Obesity is considered a risk for many cancers. Serum leptin levels are often elevated in obese people. Leptin acts as a mitogenic agent in many tissues; therefore, it may act to promote cancer cell growth. In fact, leptin was shown to act as a growth factor for prostate cancer cells in vitro, to induce increased migration of prostate cancer cells and expression of growth factors such as vascular endothelial growth factor (VEGF), transforming growth factor-beta1 (TGF-β1), and basic fibroblast growth factor (bFGF), and to enhance prostate cancer growth. (Somasundar et al., 2004; Frankenberry et al., 2004).
Besides playing an important role in the regulation of food intake and energy consumption in the brain, leptin also acts as a potential growth stimulator in normal and neoplastic breast cancer cells. It was also shown recently to induce cell proliferation in ovarian cancer cells in vitro (Choi et al., 2004).

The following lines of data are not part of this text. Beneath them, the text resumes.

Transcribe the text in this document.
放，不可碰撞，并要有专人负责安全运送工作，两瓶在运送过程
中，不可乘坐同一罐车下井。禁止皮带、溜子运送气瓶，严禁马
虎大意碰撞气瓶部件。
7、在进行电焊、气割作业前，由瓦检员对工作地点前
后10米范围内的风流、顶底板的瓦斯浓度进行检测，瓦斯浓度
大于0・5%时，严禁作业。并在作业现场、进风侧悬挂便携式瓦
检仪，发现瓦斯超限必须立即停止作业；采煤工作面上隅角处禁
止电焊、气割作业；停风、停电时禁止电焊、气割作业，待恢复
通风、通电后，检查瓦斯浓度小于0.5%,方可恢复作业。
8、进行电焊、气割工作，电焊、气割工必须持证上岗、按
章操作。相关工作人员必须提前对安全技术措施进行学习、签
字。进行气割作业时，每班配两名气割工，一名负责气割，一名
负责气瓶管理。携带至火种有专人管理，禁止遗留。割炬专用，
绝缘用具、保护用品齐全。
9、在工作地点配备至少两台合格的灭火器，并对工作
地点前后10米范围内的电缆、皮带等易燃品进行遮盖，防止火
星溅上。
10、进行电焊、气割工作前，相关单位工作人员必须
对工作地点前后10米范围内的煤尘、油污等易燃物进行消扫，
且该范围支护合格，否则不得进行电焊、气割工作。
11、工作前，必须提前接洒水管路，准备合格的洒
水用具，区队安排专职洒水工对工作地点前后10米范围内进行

Leptin has been shown recently to promote T helper 1 (Th1)-cell differentiation and to modulate the onset and progression of autoimmune responses in several animal models of disease (La Cava and Matarese, 2004). If leptin's role is fundamental in Th1-mediated autoimmune diseases or inflammatory diseases, such as inflammatory bowel syndrome, then a therapeutic effect can be anticipated by blocking peripheral leptin action (Matarese et al., 2005). Leptin has also been shown to be involved in the pathogenesis of rheumatoid arthritis and in the development of experimental autoimmune encephalomyelitis (EAE), a mouse model for multiple sclerosis (Peelman et al., 2005).
Consequently, both leptins and leptin antagonists have therapeutic potential. Leptin has in the past been dismissed as a potential drug for treatment of obesity, but recently has been reported to be effective in conjunction with amylin analogs (Turek et. al. 2010) or chemical chaperones (Ozcan et al. 2009). Leptin in conjunction with insulin has similarly been shown to cause improvement in mice with type 1 diabetes (Wang et al. 2010).

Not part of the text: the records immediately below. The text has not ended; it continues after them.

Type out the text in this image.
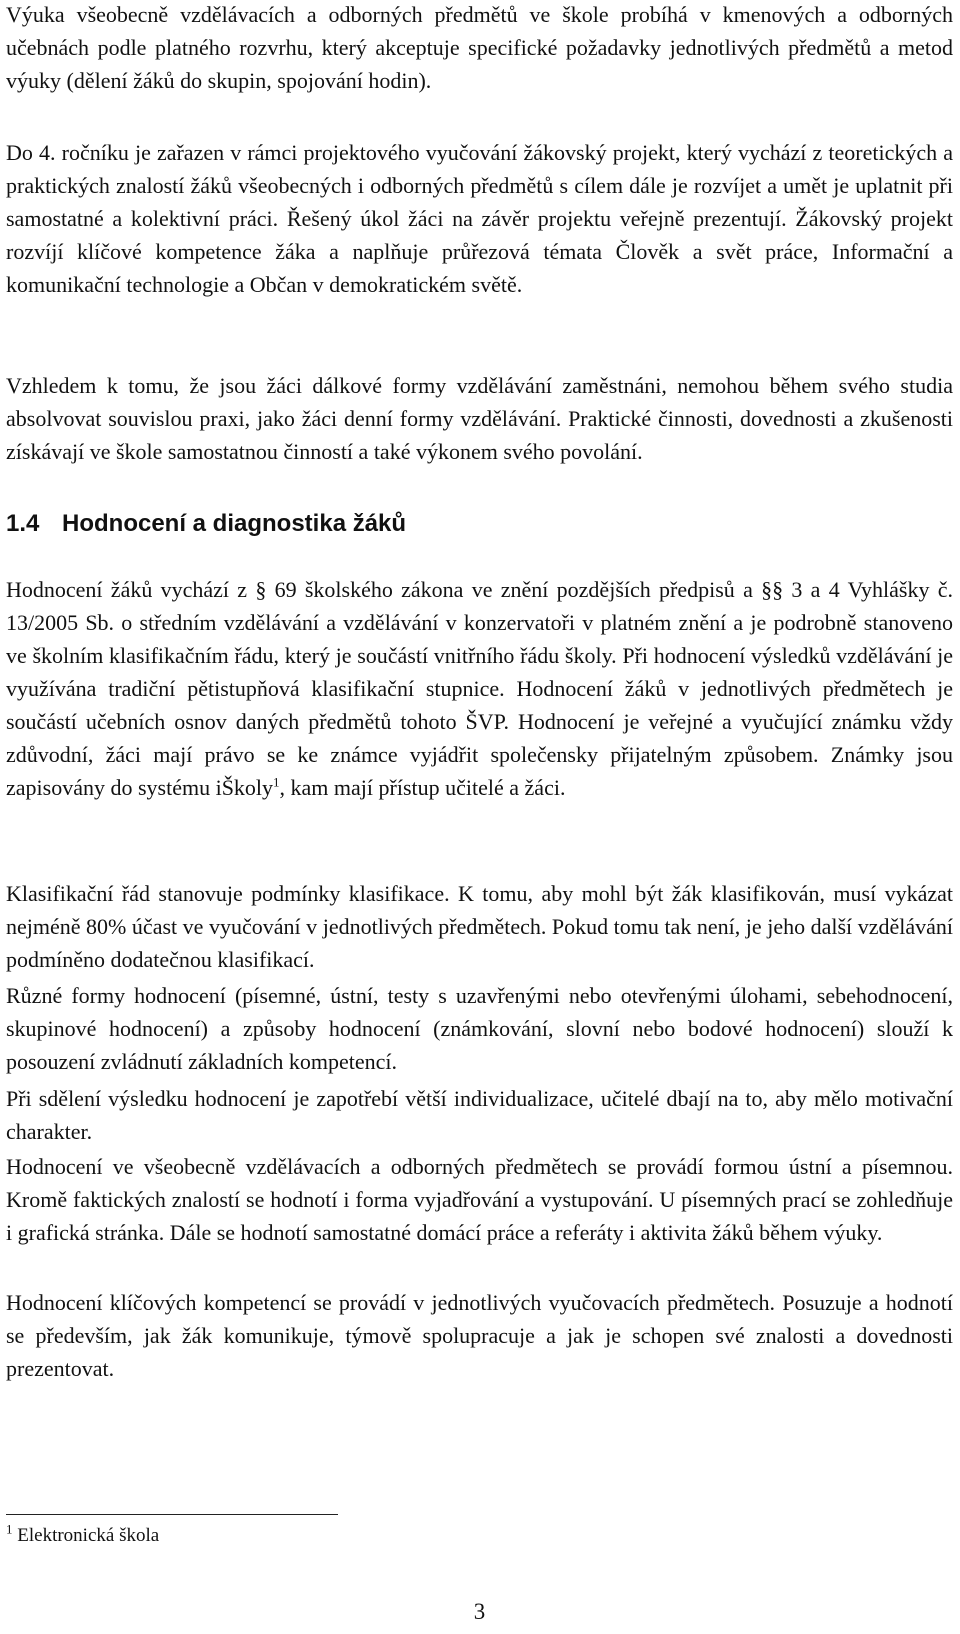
Výuka všeobecně vzdělávacích a odborných předmětů ve škole probíhá v kmenových a odborných učebnách podle platného rozvrhu, který akceptuje specifické požadavky jednotlivých předmětů a metod výuky (dělení žáků do skupin, spojování hodin).

Do 4. ročníku je zařazen v rámci projektového vyučování žákovský projekt, který vychází z teoretických a praktických znalostí žáků všeobecných i odborných předmětů s cílem dále je rozvíjet a umět je uplatnit při samostatné a kolektivní práci. Řešený úkol žáci na závěr projektu veřejně prezentují. Žákovský projekt rozvíjí klíčové kompetence žáka a naplňuje průřezová témata Člověk a svět práce, Informační a komunikační technologie a Občan v demokratickém světě.

Vzhledem k tomu, že jsou žáci dálkové formy vzdělávání zaměstnáni, nemohou během svého studia absolvovat souvislou praxi, jako žáci denní formy vzdělávání. Praktické činnosti, dovednosti a zkušenosti získávají ve škole samostatnou činností a také výkonem svého povolání.

1.4 Hodnocení a diagnostika žáků

Hodnocení žáků vychází z § 69 školského zákona ve znění pozdějších předpisů a §§ 3 a 4 Vyhlášky č. 13/2005 Sb. o středním vzdělávání a vzdělávání v konzervatoři v platném znění a je podrobně stanoveno ve školním klasifikačním řádu, který je součástí vnitřního řádu školy. Při hodnocení výsledků vzdělávání je využívána tradiční pětistupňová klasifikační stupnice. Hodnocení žáků v jednotlivých předmětech je součástí učebních osnov daných předmětů tohoto ŠVP. Hodnocení je veřejné a vyučující známku vždy zdůvodní, žáci mají právo se ke známce vyjádřit společensky přijatelným způsobem. Známky jsou zapisovány do systému iŠkoly$^1$, kam mají přístup učitelé a žáci.

Klasifikační řád stanovuje podmínky klasifikace. K tomu, aby mohl být žák klasifikován, musí vykázat nejméně 80% účast ve vyučování v jednotlivých předmětech. Pokud tomu tak není, je jeho další vzdělávání podmíněno dodatečnou klasifikací.

Různé formy hodnocení (písemné, ústní, testy s uzavřenými nebo otevřenými úlohami, sebehodnocení, skupinové hodnocení) a způsoby hodnocení (známkování, slovní nebo bodové hodnocení) slouží k posouzení zvládnutí základních kompetencí.

Při sdělení výsledku hodnocení je zapotřebí větší individualizace, učitelé dbají na to, aby mělo motivační charakter.

Hodnocení ve všeobecně vzdělávacích a odborných předmětech se provádí formou ústní a písemnou. Kromě faktických znalostí se hodnotí i forma vyjadřování a vystupování. U písemných prací se zohledňuje i grafická stránka. Dále se hodnotí samostatné domácí práce a referáty i aktivita žáků během výuky.

Hodnocení klíčových kompetencí se provádí v jednotlivých vyučovacích předmětech. Posuzuje a hodnotí se především, jak žák komunikuje, týmově spolupracuje a jak je schopen své znalosti a dovednosti prezentovat.

$^1$ Elektronická škola
3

International Application PCT/IL2005/001250, herein incorporated by reference in its entirety as if fully disclosed herein, discloses the use of synthetic leptin antagonists in which at least two amino acid residues of the sequence LDFI of the hydrophobic binding site at the positions corresponding to positions 39-42 of the wild-type human leptin are substituted with different amino acid residues such that the site becomes less hydrophobic. The leptin antagonists are useful in treating for example metabolic syndrome, non-alcoholic steatohepatitis, atherosclerosis, type II diabetes, anorexia, cachexia, cancer, auto-inflammatory and autoimmune diseases such as multiple sclerosis, inflammatory bowel syndrome or rheumatoid arthritis.
There is an unmet need to increase the affinity of these leptin antagonists and agonists to their target receptor in order to facilitate efficient treatment at lower doses.